Branding didn't start with Coyne, and there certainly are other big advertising companies on Broadway, such as SpotCo. But Coyne and her company, which is now part of Omnicom Inc., dominate the New York theater business -- with clients ranging from the Walt Disney Co. to Cameron Mackintosh to the upcoming Nathan Lane-Matthew Broderick revival of Neil Simon's ''The Odd Couple," already this fall's impossible ticket.
''We all have a circle of people we trust, and I trust Nancy," says Thomas Schumacher, president of Disney Theatrical Productions. ''She has vast experience -- more than 20 years in fact -- and a vast knowledge of Broadway and advertising, and she has wisely guided me."
It was Coyne, Schumacher says, who figured out that Disney's three Broadway musicals -- ''Beauty and the Beast," ''The Lion King," and ''Aida" -- could be sold together and referred to as ''Disney on Broadway," a clever positioning that enhanced the Disney name as well as the individual shows.
Coyne, a friendly woman with a sunny smile and a startling resemblance to actress Marsha Mason, exudes an enthusiasm about what she hawks. Sit down with her in the hushed confines of an upscale Theater District hotel, the kind of establishment where power breakfasts are served, and, over coffee and scrambled eggs, she will hold forth enthusiastically about theater.
''We are the original reality art form," says the onetime child performer. ''There is a live person performing for you at 8 o'clock tonight. By 11 o'clock, it's going to be over. You can't rewind. You can't listen to it over and over again. . . . A part of your memory is on that isn't on when you are watching a movie or television. People remember Broadway shows in an unbelievable way."
The rule of thumb for what a Broadway show should spend each week on advertising is about 10 percent of a production's weekly potential gross. For ''Wicked," which has a gross potential of more than $1.15 million each week, that would translate into more than $100,000.
The show, according to producer David Stone, is actually spending a bit less -- about $90,000 -- much of it, these days, on outdoor ads. Coyne suggested the billboard approach, he says, because ''Wicked" is ''such a powerful title and image."
Serino Coyne, a joint venture with Coyne's business partner Matthew Serino, was born in the late 1970s, when advertising Broadway shows was much more conservative.

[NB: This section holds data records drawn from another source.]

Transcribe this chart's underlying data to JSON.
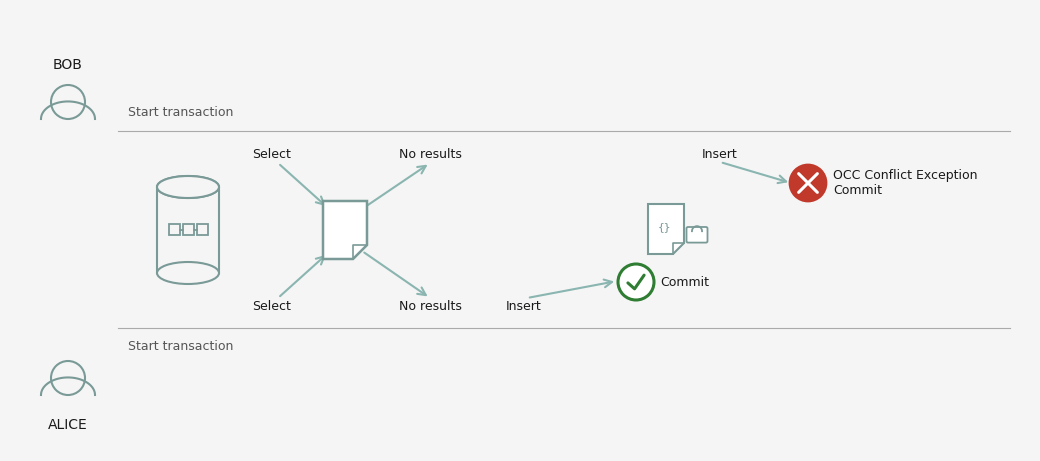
{
  "bg_color": "#f5f5f5",
  "line_color": "#aaaaaa",
  "arrow_color": "#8ab5b0",
  "text_color": "#1a1a1a",
  "icon_color": "#7a9a97",
  "green_color": "#2e7d32",
  "red_color": "#c0392b",
  "labels": {
    "alice": "ALICE",
    "bob": "BOB",
    "start_transaction": "Start transaction",
    "select_alice": "Select",
    "no_results_alice": "No results",
    "insert_alice": "Insert",
    "select_bob": "Select",
    "no_results_bob": "No results",
    "insert_bob": "Insert",
    "commit_alice": "Commit",
    "commit_bob_line1": "Commit",
    "commit_bob_line2": "OCC Conflict Exception"
  }
}
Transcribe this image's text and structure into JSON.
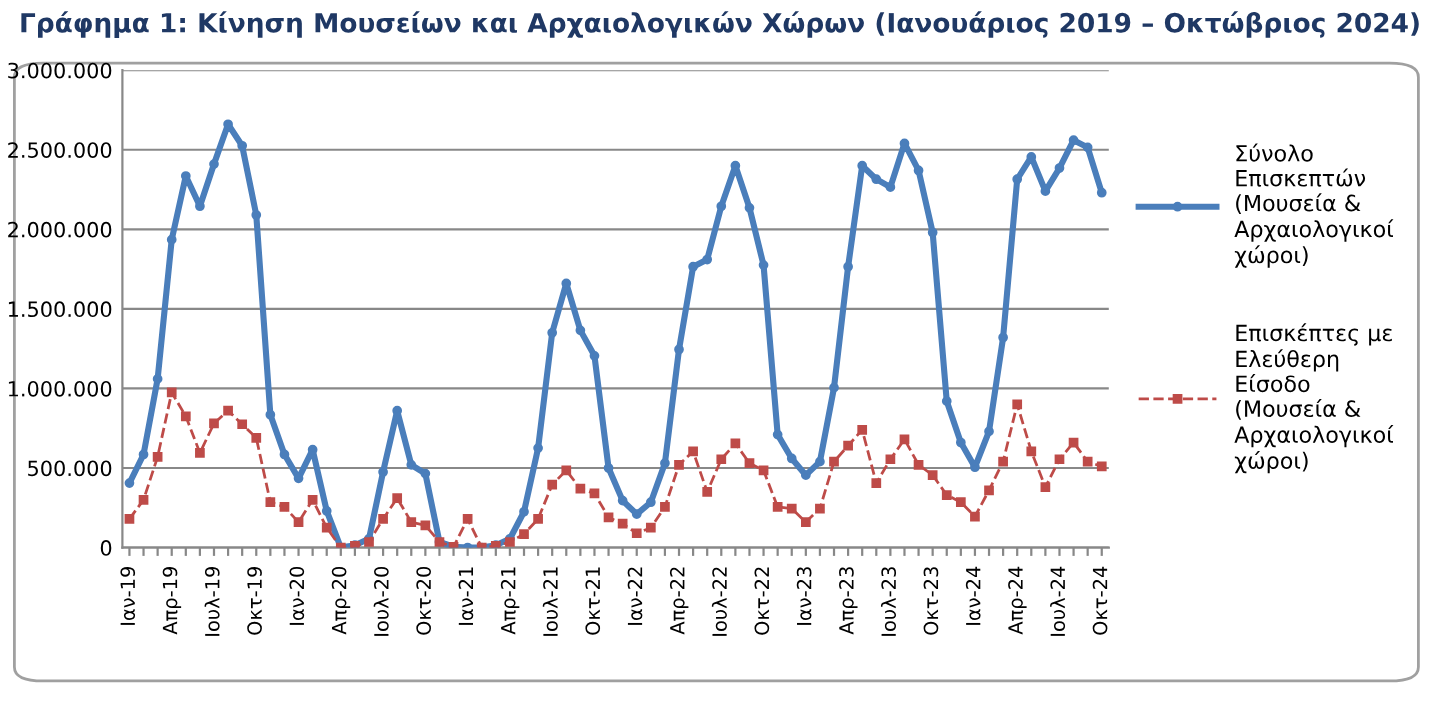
{
  "chart_data": {
    "type": "line",
    "title": "Γράφημα 1: Κίνηση Μουσείων και Αρχαιολογικών Χώρων (Ιανουάριος 2019 – Οκτώβριος 2024)",
    "categories": [
      "Ιαν-19",
      null,
      null,
      "Απρ-19",
      null,
      null,
      "Ιουλ-19",
      null,
      null,
      "Οκτ-19",
      null,
      null,
      "Ιαν-20",
      null,
      null,
      "Απρ-20",
      null,
      null,
      "Ιουλ-20",
      null,
      null,
      "Οκτ-20",
      null,
      null,
      "Ιαν-21",
      null,
      null,
      "Απρ-21",
      null,
      null,
      "Ιουλ-21",
      null,
      null,
      "Οκτ-21",
      null,
      null,
      "Ιαν-22",
      null,
      null,
      "Απρ-22",
      null,
      null,
      "Ιουλ-22",
      null,
      null,
      "Οκτ-22",
      null,
      null,
      "Ιαν-23",
      null,
      null,
      "Απρ-23",
      null,
      null,
      "Ιουλ-23",
      null,
      null,
      "Οκτ-23",
      null,
      null,
      "Ιαν-24",
      null,
      null,
      "Απρ-24",
      null,
      null,
      "Ιουλ-24",
      null,
      null,
      "Οκτ-24"
    ],
    "series": [
      {
        "name": "Σύνολο Επισκεπτών (Μουσεία & Αρχαιολογικοί χώροι)",
        "color": "#4a7ebb",
        "marker": "circle",
        "line_style": "solid",
        "values": [
          405000,
          585000,
          1060000,
          1935000,
          2335000,
          2145000,
          2410000,
          2660000,
          2525000,
          2090000,
          835000,
          585000,
          435000,
          615000,
          230000,
          0,
          15000,
          55000,
          475000,
          860000,
          520000,
          465000,
          35000,
          5000,
          0,
          0,
          15000,
          55000,
          225000,
          625000,
          1350000,
          1660000,
          1365000,
          1205000,
          500000,
          295000,
          210000,
          285000,
          530000,
          1245000,
          1765000,
          1810000,
          2145000,
          2400000,
          2135000,
          1775000,
          710000,
          560000,
          455000,
          540000,
          1005000,
          1765000,
          2400000,
          2315000,
          2265000,
          2540000,
          2370000,
          1980000,
          920000,
          660000,
          505000,
          730000,
          1320000,
          2315000,
          2455000,
          2240000,
          2385000,
          2560000,
          2515000,
          2230000
        ]
      },
      {
        "name": "Επισκέπτες με Ελεύθερη Είσοδο (Μουσεία & Αρχαιολογικοί χώροι)",
        "color": "#be4b48",
        "marker": "square",
        "line_style": "dashed",
        "values": [
          180000,
          300000,
          570000,
          975000,
          825000,
          595000,
          780000,
          860000,
          775000,
          690000,
          285000,
          255000,
          160000,
          300000,
          125000,
          0,
          10000,
          35000,
          180000,
          310000,
          160000,
          140000,
          35000,
          5000,
          180000,
          0,
          10000,
          35000,
          85000,
          180000,
          395000,
          485000,
          370000,
          340000,
          190000,
          150000,
          90000,
          125000,
          255000,
          520000,
          605000,
          350000,
          555000,
          655000,
          530000,
          485000,
          255000,
          245000,
          160000,
          245000,
          540000,
          640000,
          740000,
          405000,
          555000,
          680000,
          520000,
          455000,
          330000,
          285000,
          195000,
          360000,
          540000,
          900000,
          605000,
          380000,
          555000,
          660000,
          540000,
          510000
        ]
      }
    ],
    "ylim": [
      0,
      3000000
    ],
    "yticks": [
      0,
      {
        "value": 500000,
        "label": "500.000"
      },
      {
        "value": 1000000,
        "label": "1.000.000"
      },
      {
        "value": 1500000,
        "label": "1.500.000"
      },
      {
        "value": 2000000,
        "label": "2.000.000"
      },
      {
        "value": 2500000,
        "label": "2.500.000"
      },
      {
        "value": 3000000,
        "label": "3.000.000"
      }
    ],
    "grid": "y",
    "legend": "right"
  }
}
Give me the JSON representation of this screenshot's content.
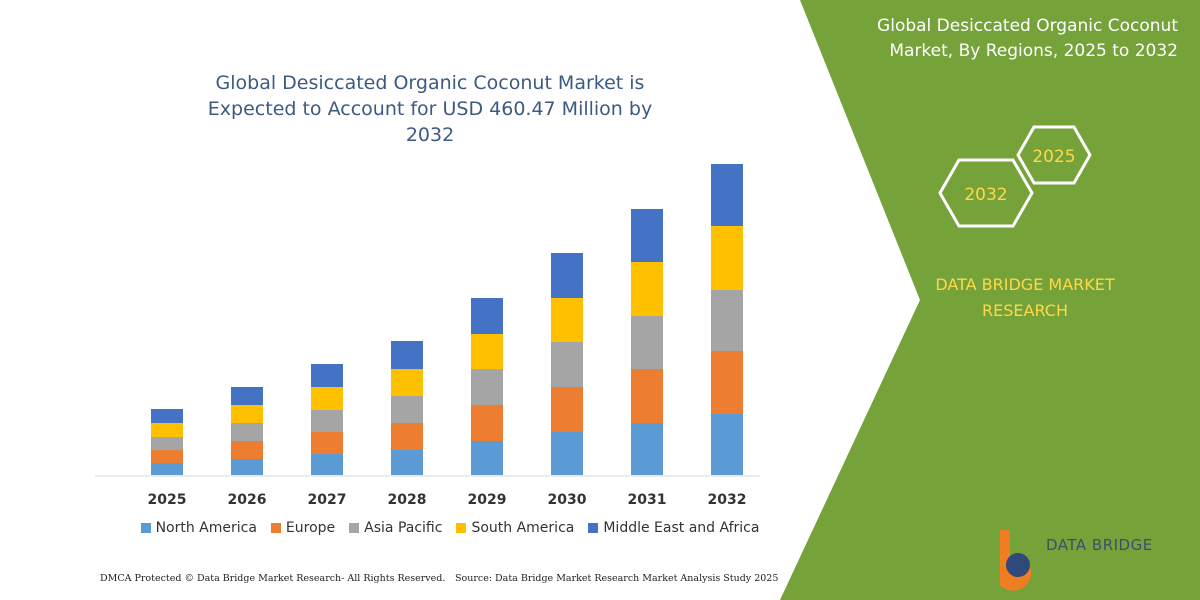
{
  "chart_data": {
    "type": "stacked_bar",
    "title": "Global Desiccated Organic Coconut Market is Expected to Account for USD 460.47 Million by 2032",
    "categories": [
      "2025",
      "2026",
      "2027",
      "2028",
      "2029",
      "2030",
      "2031",
      "2032"
    ],
    "series": [
      {
        "name": "North America",
        "color": "#5b9bd5",
        "values": [
          12,
          16,
          21,
          25,
          34,
          43,
          52,
          61
        ]
      },
      {
        "name": "Europe",
        "color": "#ed7d31",
        "values": [
          13,
          18,
          22,
          27,
          36,
          45,
          54,
          63
        ]
      },
      {
        "name": "Asia Pacific",
        "color": "#a5a5a5",
        "values": [
          13,
          18,
          22,
          27,
          36,
          45,
          53,
          61
        ]
      },
      {
        "name": "South America",
        "color": "#ffc000",
        "values": [
          14,
          18,
          23,
          27,
          35,
          44,
          54,
          64
        ]
      },
      {
        "name": "Middle East and Africa",
        "color": "#4472c4",
        "values": [
          14,
          18,
          23,
          28,
          36,
          45,
          53,
          62
        ]
      }
    ],
    "legend": "bottom"
  },
  "side_panel": {
    "title": "Global Desiccated Organic Coconut Market, By Regions, 2025 to 2032",
    "hex_labels": [
      "2025",
      "2032"
    ],
    "brand": "DATA BRIDGE MARKET RESEARCH"
  },
  "logo": "DATA BRIDGE",
  "footer": {
    "left": "DMCA Protected © Data Bridge Market Research-  All Rights Reserved.",
    "right": "Source: Data Bridge Market Research  Market Analysis Study 2025"
  }
}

TV ads first became a reality earlier in the decade, when Bob Fosse created a TV spot for ''Pippin" and extended the life of the show by several years. A new way of selling shows had arrived.
Theater has lagged behind other industries in tapping ways to attract audiences.
''The reason it is slow is because there's a ceiling on how much money we can make," Coyne says. So she has to be careful about where she places ads -- print, TV, radio, billboards.
For example, she explains, a show in a 1,000-seat theater with eight performances a week can only sell 8,000 tickets for that week's performances, regardless of demand.
''You can't sell a ticket for a seat that's not there," she says.
Still, certain shows, buoyed by their success and creative ads, have become brands. In the 1980s, Mackintosh turned such long-running behemoths as ''Cats," ''Les Miserables," ''Miss Saigon," and ''The Phantom of the Opera" into brands. These shows have a national awareness, according to Coyne, so that when you say the title of a show, certain attributes immediately kick in.
Now, Coyne is preparing for the fall and beyond. Besides ''The Odd Couple," the upcoming season will have Coyne selling ''Jersey Boys," a musical celebrating Frankie Valli and the Four Seasons, opening in November, and ''Tarzan," arriving next spring -- Disney's first big musical since ''Aida" five years ago.
''I think one of the things we're going to be trying to emphasize is the athleticism of the experience, sort of the extreme sport of the show," she says. ''But it's hard to say. The show is only in workshop right now."